In order to protect his “privacy,” Claes Oldenburg demanded that the following items be removed: 1) a photograph from Advertisements For Living that depicted Claes together with Hannah’s eight year old niece. 2) Any mention of his name in Hannah’s writings. 3) Reproduction of a collaborative poster, Artists Make Toys. 4) Quotations from a correspondence between him and Hannah that was a part of Hannah Wilke’s text, I Object.

Claes’ fame and the University’s unwillingness to defend her made it possible for Oldenburg to erase a huge portion of Hannah Wilke’s life. Eraser, Erase-her—the title of one of Wilke’s later works.

I explained to Warren about the difference between male and female monsters. “Female monsters take things as personally as they really are. They study facts. Even if rejection makes them feel like the girl who’s not invited to the party, they have to understand the reason why.”

Monstrosity: the self as a machine.

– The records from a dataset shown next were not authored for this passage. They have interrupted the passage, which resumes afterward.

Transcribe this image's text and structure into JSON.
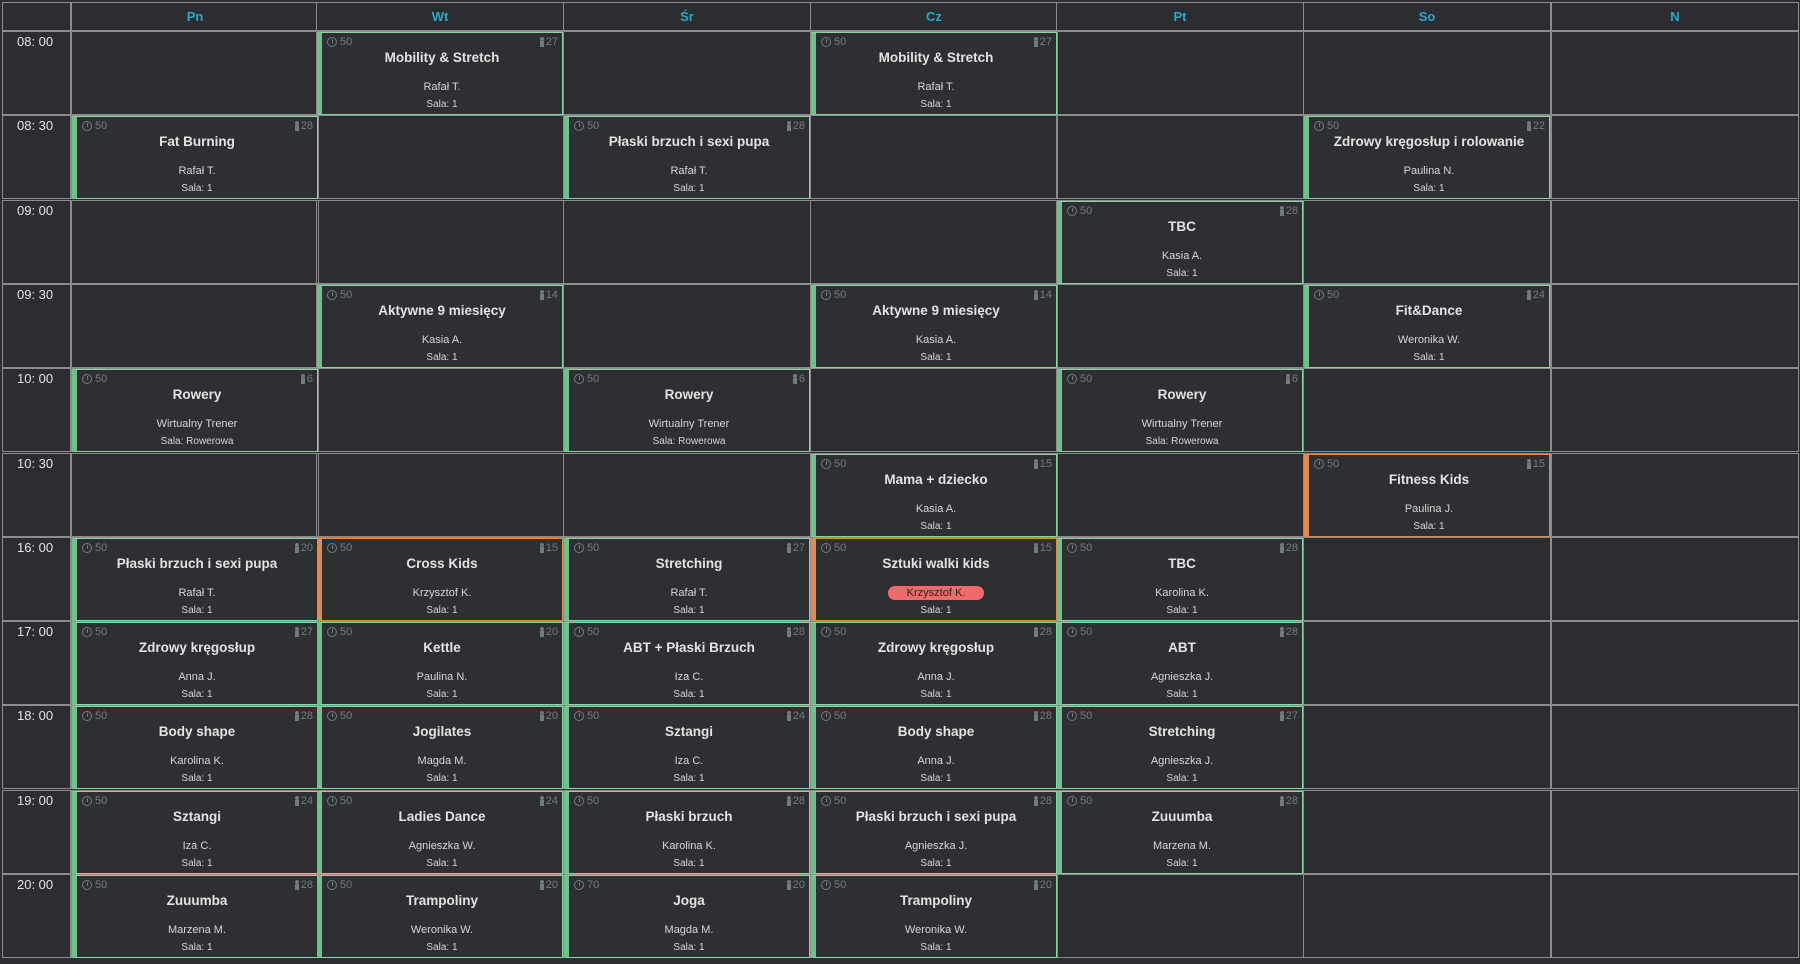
{
  "days": [
    "Pn",
    "Wt",
    "Śr",
    "Cz",
    "Pt",
    "So",
    "N"
  ],
  "times": [
    "08: 00",
    "08: 30",
    "09: 00",
    "09: 30",
    "10: 00",
    "10: 30",
    "16: 00",
    "17: 00",
    "18: 00",
    "19: 00",
    "20: 00"
  ],
  "classes": [
    {
      "day": 1,
      "slot": 0,
      "name": "Mobility & Stretch",
      "trainer": "Rafał T.",
      "room": "Sala: 1",
      "duration": "50",
      "capacity": "27",
      "accent": "green"
    },
    {
      "day": 3,
      "slot": 0,
      "name": "Mobility & Stretch",
      "trainer": "Rafał T.",
      "room": "Sala: 1",
      "duration": "50",
      "capacity": "27",
      "accent": "green"
    },
    {
      "day": 0,
      "slot": 1,
      "name": "Fat Burning",
      "trainer": "Rafał T.",
      "room": "Sala: 1",
      "duration": "50",
      "capacity": "28",
      "accent": "green"
    },
    {
      "day": 2,
      "slot": 1,
      "name": "Płaski brzuch i sexi pupa",
      "trainer": "Rafał T.",
      "room": "Sala: 1",
      "duration": "50",
      "capacity": "28",
      "accent": "green"
    },
    {
      "day": 5,
      "slot": 1,
      "name": "Zdrowy kręgosłup i rolowanie",
      "trainer": "Paulina N.",
      "room": "Sala: 1",
      "duration": "50",
      "capacity": "22",
      "accent": "green"
    },
    {
      "day": 4,
      "slot": 2,
      "name": "TBC",
      "trainer": "Kasia A.",
      "room": "Sala: 1",
      "duration": "50",
      "capacity": "28",
      "accent": "green"
    },
    {
      "day": 1,
      "slot": 3,
      "name": "Aktywne 9 miesięcy",
      "trainer": "Kasia A.",
      "room": "Sala: 1",
      "duration": "50",
      "capacity": "14",
      "accent": "green"
    },
    {
      "day": 3,
      "slot": 3,
      "name": "Aktywne 9 miesięcy",
      "trainer": "Kasia A.",
      "room": "Sala: 1",
      "duration": "50",
      "capacity": "14",
      "accent": "green"
    },
    {
      "day": 5,
      "slot": 3,
      "name": "Fit&Dance",
      "trainer": "Weronika W.",
      "room": "Sala: 1",
      "duration": "50",
      "capacity": "24",
      "accent": "green"
    },
    {
      "day": 0,
      "slot": 4,
      "name": "Rowery",
      "trainer": "Wirtualny Trener",
      "room": "Sala: Rowerowa",
      "duration": "50",
      "capacity": "6",
      "accent": "green"
    },
    {
      "day": 2,
      "slot": 4,
      "name": "Rowery",
      "trainer": "Wirtualny Trener",
      "room": "Sala: Rowerowa",
      "duration": "50",
      "capacity": "6",
      "accent": "green"
    },
    {
      "day": 4,
      "slot": 4,
      "name": "Rowery",
      "trainer": "Wirtualny Trener",
      "room": "Sala: Rowerowa",
      "duration": "50",
      "capacity": "6",
      "accent": "green"
    },
    {
      "day": 3,
      "slot": 5,
      "name": "Mama + dziecko",
      "trainer": "Kasia A.",
      "room": "Sala: 1",
      "duration": "50",
      "capacity": "15",
      "accent": "green"
    },
    {
      "day": 5,
      "slot": 5,
      "name": "Fitness Kids",
      "trainer": "Paulina J.",
      "room": "Sala: 1",
      "duration": "50",
      "capacity": "15",
      "accent": "orange"
    },
    {
      "day": 0,
      "slot": 6,
      "name": "Płaski brzuch i sexi pupa",
      "trainer": "Rafał T.",
      "room": "Sala: 1",
      "duration": "50",
      "capacity": "20",
      "accent": "green"
    },
    {
      "day": 1,
      "slot": 6,
      "name": "Cross Kids",
      "trainer": "Krzysztof K.",
      "room": "Sala: 1",
      "duration": "50",
      "capacity": "15",
      "accent": "orange"
    },
    {
      "day": 2,
      "slot": 6,
      "name": "Stretching",
      "trainer": "Rafał T.",
      "room": "Sala: 1",
      "duration": "50",
      "capacity": "27",
      "accent": "green"
    },
    {
      "day": 3,
      "slot": 6,
      "name": "Sztuki walki kids",
      "trainer": "Krzysztof K.",
      "room": "Sala: 1",
      "duration": "50",
      "capacity": "15",
      "accent": "orange",
      "trainer_badge": true
    },
    {
      "day": 4,
      "slot": 6,
      "name": "TBC",
      "trainer": "Karolina K.",
      "room": "Sala: 1",
      "duration": "50",
      "capacity": "28",
      "accent": "green"
    },
    {
      "day": 0,
      "slot": 7,
      "name": "Zdrowy kręgosłup",
      "trainer": "Anna J.",
      "room": "Sala: 1",
      "duration": "50",
      "capacity": "27",
      "accent": "green"
    },
    {
      "day": 1,
      "slot": 7,
      "name": "Kettle",
      "trainer": "Paulina N.",
      "room": "Sala: 1",
      "duration": "50",
      "capacity": "20",
      "accent": "green"
    },
    {
      "day": 2,
      "slot": 7,
      "name": "ABT + Płaski Brzuch",
      "trainer": "Iza C.",
      "room": "Sala: 1",
      "duration": "50",
      "capacity": "28",
      "accent": "green"
    },
    {
      "day": 3,
      "slot": 7,
      "name": "Zdrowy kręgosłup",
      "trainer": "Anna J.",
      "room": "Sala: 1",
      "duration": "50",
      "capacity": "28",
      "accent": "green"
    },
    {
      "day": 4,
      "slot": 7,
      "name": "ABT",
      "trainer": "Agnieszka J.",
      "room": "Sala: 1",
      "duration": "50",
      "capacity": "28",
      "accent": "green"
    },
    {
      "day": 0,
      "slot": 8,
      "name": "Body shape",
      "trainer": "Karolina K.",
      "room": "Sala: 1",
      "duration": "50",
      "capacity": "28",
      "accent": "green"
    },
    {
      "day": 1,
      "slot": 8,
      "name": "Jogilates",
      "trainer": "Magda M.",
      "room": "Sala: 1",
      "duration": "50",
      "capacity": "20",
      "accent": "green"
    },
    {
      "day": 2,
      "slot": 8,
      "name": "Sztangi",
      "trainer": "Iza C.",
      "room": "Sala: 1",
      "duration": "50",
      "capacity": "24",
      "accent": "green"
    },
    {
      "day": 3,
      "slot": 8,
      "name": "Body shape",
      "trainer": "Anna J.",
      "room": "Sala: 1",
      "duration": "50",
      "capacity": "28",
      "accent": "green"
    },
    {
      "day": 4,
      "slot": 8,
      "name": "Stretching",
      "trainer": "Agnieszka J.",
      "room": "Sala: 1",
      "duration": "50",
      "capacity": "27",
      "accent": "green"
    },
    {
      "day": 0,
      "slot": 9,
      "name": "Sztangi",
      "trainer": "Iza C.",
      "room": "Sala: 1",
      "duration": "50",
      "capacity": "24",
      "accent": "green"
    },
    {
      "day": 1,
      "slot": 9,
      "name": "Ladies Dance",
      "trainer": "Agnieszka W.",
      "room": "Sala: 1",
      "duration": "50",
      "capacity": "24",
      "accent": "green"
    },
    {
      "day": 2,
      "slot": 9,
      "name": "Płaski brzuch",
      "trainer": "Karolina K.",
      "room": "Sala: 1",
      "duration": "50",
      "capacity": "28",
      "accent": "green"
    },
    {
      "day": 3,
      "slot": 9,
      "name": "Płaski brzuch i sexi pupa",
      "trainer": "Agnieszka J.",
      "room": "Sala: 1",
      "duration": "50",
      "capacity": "28",
      "accent": "green"
    },
    {
      "day": 4,
      "slot": 9,
      "name": "Zuuumba",
      "trainer": "Marzena M.",
      "room": "Sala: 1",
      "duration": "50",
      "capacity": "28",
      "accent": "green"
    },
    {
      "day": 0,
      "slot": 10,
      "name": "Zuuumba",
      "trainer": "Marzena M.",
      "room": "Sala: 1",
      "duration": "50",
      "capacity": "28",
      "accent": "green"
    },
    {
      "day": 1,
      "slot": 10,
      "name": "Trampoliny",
      "trainer": "Weronika W.",
      "room": "Sala: 1",
      "duration": "50",
      "capacity": "20",
      "accent": "green"
    },
    {
      "day": 2,
      "slot": 10,
      "name": "Joga",
      "trainer": "Magda M.",
      "room": "Sala: 1",
      "duration": "70",
      "capacity": "20",
      "accent": "green"
    },
    {
      "day": 3,
      "slot": 10,
      "name": "Trampoliny",
      "trainer": "Weronika W.",
      "room": "Sala: 1",
      "duration": "50",
      "capacity": "20",
      "accent": "green"
    }
  ]
}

The Blob, mindlessly swallowing and engorging, rolling down the supermarket aisle absorbing pancake mix and jello and everyone in town. Unwise and unstoppable. The horror of The Blob is a horror of the fearless. To become The Blob requires a certain force of will.

Every question, once it’s formulated, is a paradigm, contains its own internal truth. We have to stop diverting ourselves with false questions. And I told Warren: I aim to be a female monster too.